Published: 01 Jan 2024, Last Modified: 11 Mar 2025ICCPS 2024EveryoneRevisionsBibTeXCC BY-SA 4.0

Abstract: AI and Machine Learning could enhance autonomous systems, provided the risk of safety violations could be mitigated. Specific instances of runtime assurance (RTA) have been successful in safely testing untrusted, learning-enabled controllers, but a general design methodology for RTA remains a challenge. The problem is to create a logic that assures safety by switching to a safety (or backup) controller as needed, while maximizing a performance criteria, such as the utilization of the untrusted controller.
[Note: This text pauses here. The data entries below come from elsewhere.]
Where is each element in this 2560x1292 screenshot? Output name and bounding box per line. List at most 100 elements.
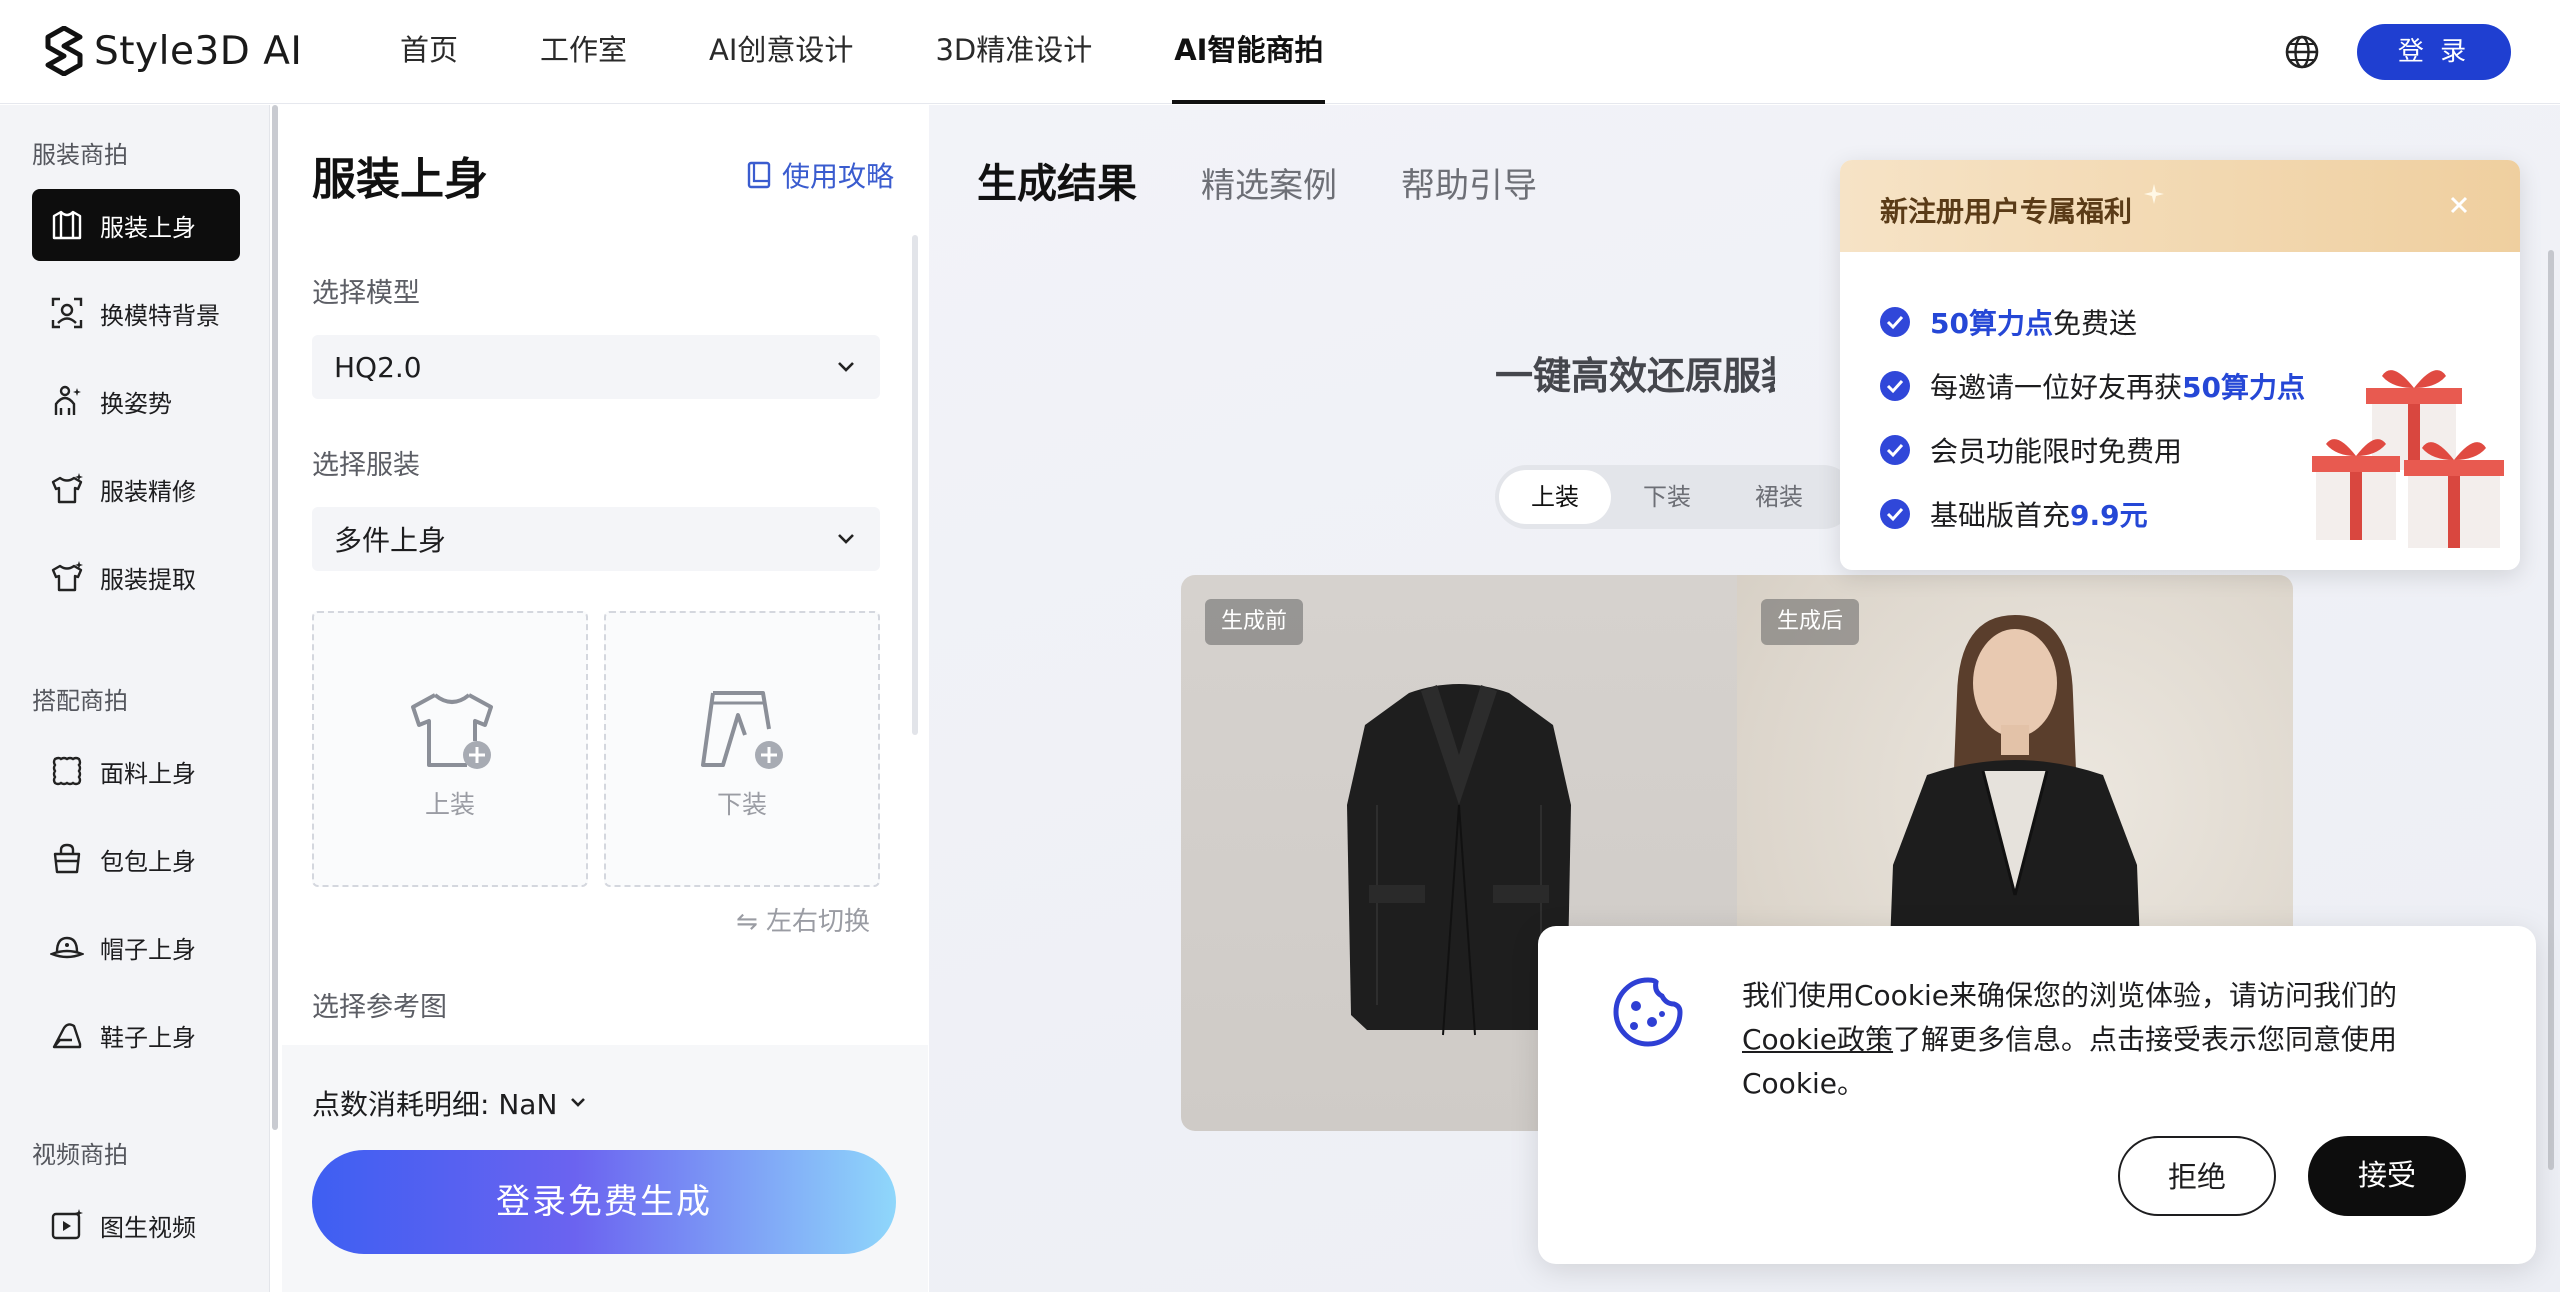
sidebar-item-label: 服装提取 bbox=[100, 565, 196, 594]
style3d-logo-icon bbox=[45, 26, 83, 76]
after-tag: 生成后 bbox=[1761, 599, 1860, 645]
sidebar-item-label: 面料上身 bbox=[100, 759, 196, 788]
upload-bottom-label: 下装 bbox=[716, 790, 767, 819]
panel-scrollbar[interactable] bbox=[912, 235, 918, 735]
sidebar-section-apparel-shoot: 服装商拍 bbox=[32, 141, 128, 169]
model-select[interactable]: HQ2.0 bbox=[312, 335, 880, 399]
bag-icon bbox=[53, 843, 81, 874]
check-circle-icon bbox=[1880, 307, 1910, 337]
promo-benefit: 50算力点免费送 bbox=[1880, 290, 2305, 354]
config-panel: 服装上身 使用攻略 选择模型 HQ2.0 选择服装 多件上身 上装 下装 ⇋ 左… bbox=[282, 105, 928, 1292]
segment-top[interactable]: 上装 bbox=[1499, 470, 1611, 524]
sidebar-item-change-model-bg[interactable]: 换模特背景 bbox=[32, 277, 240, 349]
nav-ai-product-shoot[interactable]: AI智能商拍 bbox=[1172, 0, 1326, 104]
login-button[interactable]: 登 录 bbox=[2357, 24, 2511, 80]
usage-guide-link[interactable]: 使用攻略 bbox=[746, 155, 894, 195]
swap-left-right-button[interactable]: ⇋ 左右切换 bbox=[736, 901, 870, 938]
upload-top-garment[interactable]: 上装 bbox=[312, 611, 588, 887]
nav-3d-precise-design[interactable]: 3D精准设计 bbox=[935, 0, 1092, 104]
sidebar-item-change-pose[interactable]: 换姿势 bbox=[32, 365, 240, 437]
reject-cookie-button[interactable]: 拒绝 bbox=[2118, 1136, 2276, 1216]
before-tag: 生成前 bbox=[1205, 599, 1304, 645]
shoe-icon bbox=[52, 1023, 82, 1049]
sidebar-item-label: 帽子上身 bbox=[100, 935, 196, 964]
shirt-icon bbox=[52, 210, 82, 240]
sidebar-item-label: 图生视频 bbox=[100, 1213, 196, 1242]
sidebar-item-hat-on-model[interactable]: 帽子上身 bbox=[32, 911, 240, 983]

Existing RTA design strategies are well-known to be overly conservative and can lead to safety violations. In this paper, we formulate the optimal RTA design problem and present an approach for solving it. Our approach relies on reward shaping and reinforcement learning. It can guarantee that safety or other hard constraints are met and leverages machine learning technologies for scalability. We have implemented this algorithm and present extensive experimental results on challenging scenarios involving aircraft models, multi-agent systems, realistic simulators, and complex safety requirements. Our experimental results suggest that this RTA design approach can be effective in guaranteeing hard safety constraints while increasing utilization over existing approaches.